If the vector field $ \overrightarrow{A} = A_{\varphi} (r, \theta) \widehat{e}_{\varphi} $ is irrotational, then what will be the value of $ A_{\varphi} (r, \theta) $
My work:
For irrotational case, curl of the vector must be zero.

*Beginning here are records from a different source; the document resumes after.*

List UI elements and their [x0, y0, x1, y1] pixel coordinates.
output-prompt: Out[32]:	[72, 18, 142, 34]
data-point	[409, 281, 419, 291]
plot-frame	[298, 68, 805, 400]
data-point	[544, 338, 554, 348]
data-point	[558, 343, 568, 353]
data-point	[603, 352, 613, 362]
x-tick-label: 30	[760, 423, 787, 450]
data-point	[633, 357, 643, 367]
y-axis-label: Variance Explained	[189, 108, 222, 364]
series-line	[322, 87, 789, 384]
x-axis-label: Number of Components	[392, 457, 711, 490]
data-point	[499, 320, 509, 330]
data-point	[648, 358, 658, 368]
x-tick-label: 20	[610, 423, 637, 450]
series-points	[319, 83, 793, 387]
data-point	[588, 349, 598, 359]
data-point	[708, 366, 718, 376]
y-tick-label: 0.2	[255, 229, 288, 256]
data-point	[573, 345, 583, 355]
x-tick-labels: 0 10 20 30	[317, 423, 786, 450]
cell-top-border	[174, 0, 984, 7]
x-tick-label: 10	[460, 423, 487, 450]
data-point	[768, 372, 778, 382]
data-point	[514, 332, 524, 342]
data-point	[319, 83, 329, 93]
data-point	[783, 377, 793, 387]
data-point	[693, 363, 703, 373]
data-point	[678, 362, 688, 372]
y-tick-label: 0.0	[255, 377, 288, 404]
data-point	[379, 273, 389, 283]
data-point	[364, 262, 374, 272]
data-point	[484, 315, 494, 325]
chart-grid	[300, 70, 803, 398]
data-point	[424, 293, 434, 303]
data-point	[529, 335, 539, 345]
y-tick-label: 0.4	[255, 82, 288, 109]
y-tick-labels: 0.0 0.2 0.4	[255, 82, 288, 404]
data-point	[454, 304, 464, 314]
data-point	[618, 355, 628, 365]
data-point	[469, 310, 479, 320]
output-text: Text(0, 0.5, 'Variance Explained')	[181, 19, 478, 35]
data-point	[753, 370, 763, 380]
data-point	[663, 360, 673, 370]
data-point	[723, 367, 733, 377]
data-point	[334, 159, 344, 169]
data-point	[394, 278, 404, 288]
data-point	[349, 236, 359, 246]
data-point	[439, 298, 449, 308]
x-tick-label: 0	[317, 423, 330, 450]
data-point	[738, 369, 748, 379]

$curl \ A = \dfrac{1}{r^2 \sin \theta } \begin{vmatrix} \widehat{e}_{r} & r \widehat{e}_{\theta} & r \sin \theta \widehat{e}_{\varphi} \\ \frac{\partial }{\partial r} & \frac{\partial }{\partial \theta} & \frac{\partial }{\partial \varphi} \\ 0 & 0 & r \sin \theta A_{\varphi} (r, \theta) \end{vmatrix}$
$curl \ A = e_r \left [ r \cos \theta A_{\varphi} + r \sin \theta \frac{\partial A_{\varphi}}{\partial \theta} \right ] - r \widehat{e}_{\theta} \left [ ( \sin \theta A_{\varphi} + r \frac{\partial \sin \theta A_{\varphi}}{\partial r} \right ]$
Is this correct? How to proceed further? I have evaluated as follows not sure if that is correct.
$r \cos \theta A_{\varphi} + r \sin \theta \frac{\partial A_{\varphi}}{\partial \theta} = 0 $
$ \frac{\partial A_{\varphi}}{\partial \theta} = - \cot \theta A_{\varphi} $
$\int \frac{d A_{\varphi}}{w_{\varphi}} = -\int \cot \theta \ d \theta $
$ \ln A_{\varphi} = -\ln (\sin \theta) + K(r) \ ........... \ (1)$
$ \sin \theta A_{\varphi} + r \frac{\partial \sin \theta A_{\varphi}}{\partial r} = 0 $
$ \ln A_{\varphi} = -\ln (r) + K (\theta) \ .......... \ (2)$
Combining $ (1) $ and $ (2) $
$ ln A_{\varphi} = -(\ln (r \sin \theta)) $
$ A_{\varphi}(r, \theta) = \dfrac{1}{r \sin \theta }$
This is the result I am getting. Could you please advise where I am wrong, What would be the value of $ A_{\varphi}(r, \theta) $?
You almost have done it.
Curl $\nabla \times \vec A$ in spherical coordinates can be defined by the following equation
$$ \nabla \times \vec A = \frac1{r \sin\theta} \left[ \frac{\partial}{\partial \theta}\left( A_\phi \sin \theta\right) - \frac{\partial A_\theta}{\partial \phi} \right]\hat r + \frac1r\left[ \frac1{\sin\theta}\frac{\partial A_r}{\partial \phi} - \frac\partial{\partial r} \left(r A_\phi\right) \right]\hat \theta + \frac1r\left[ \frac\partial{\partial r}\left(rA_\theta\right)-\frac{\partial A_r}{\partial \theta} \right]\hat \phi. $$
Assuming that vector field has the following form $\vec A = A_\phi(r,\theta)\hat \phi$, curl can be described as
$$ \nabla\times\vec A = \frac{1}{r\sin\theta}\left[\sin\theta\frac{\partial A_\phi}{\partial \theta}+ A_\phi\cos\theta \right]\hat r - \frac 1r\left[ r\frac{\partial A_\phi}{\partial r} + A_\phi \right]\hat \theta. $$
Next, applying the condition $\nabla \times\vec A = \vec 0$ leads to set of the equations, since to obtain zero vector all vector elements should be equal to zero
$$ \begin{cases} \displaystyle\sin\theta\frac{\partial A_\phi}{\partial \theta}+ A_\phi\cos\theta = 0\\[1ex] \displaystyle r\frac{\partial A_\phi}{\partial r} + A_\phi = 0 \end{cases} $$
I hope this will help.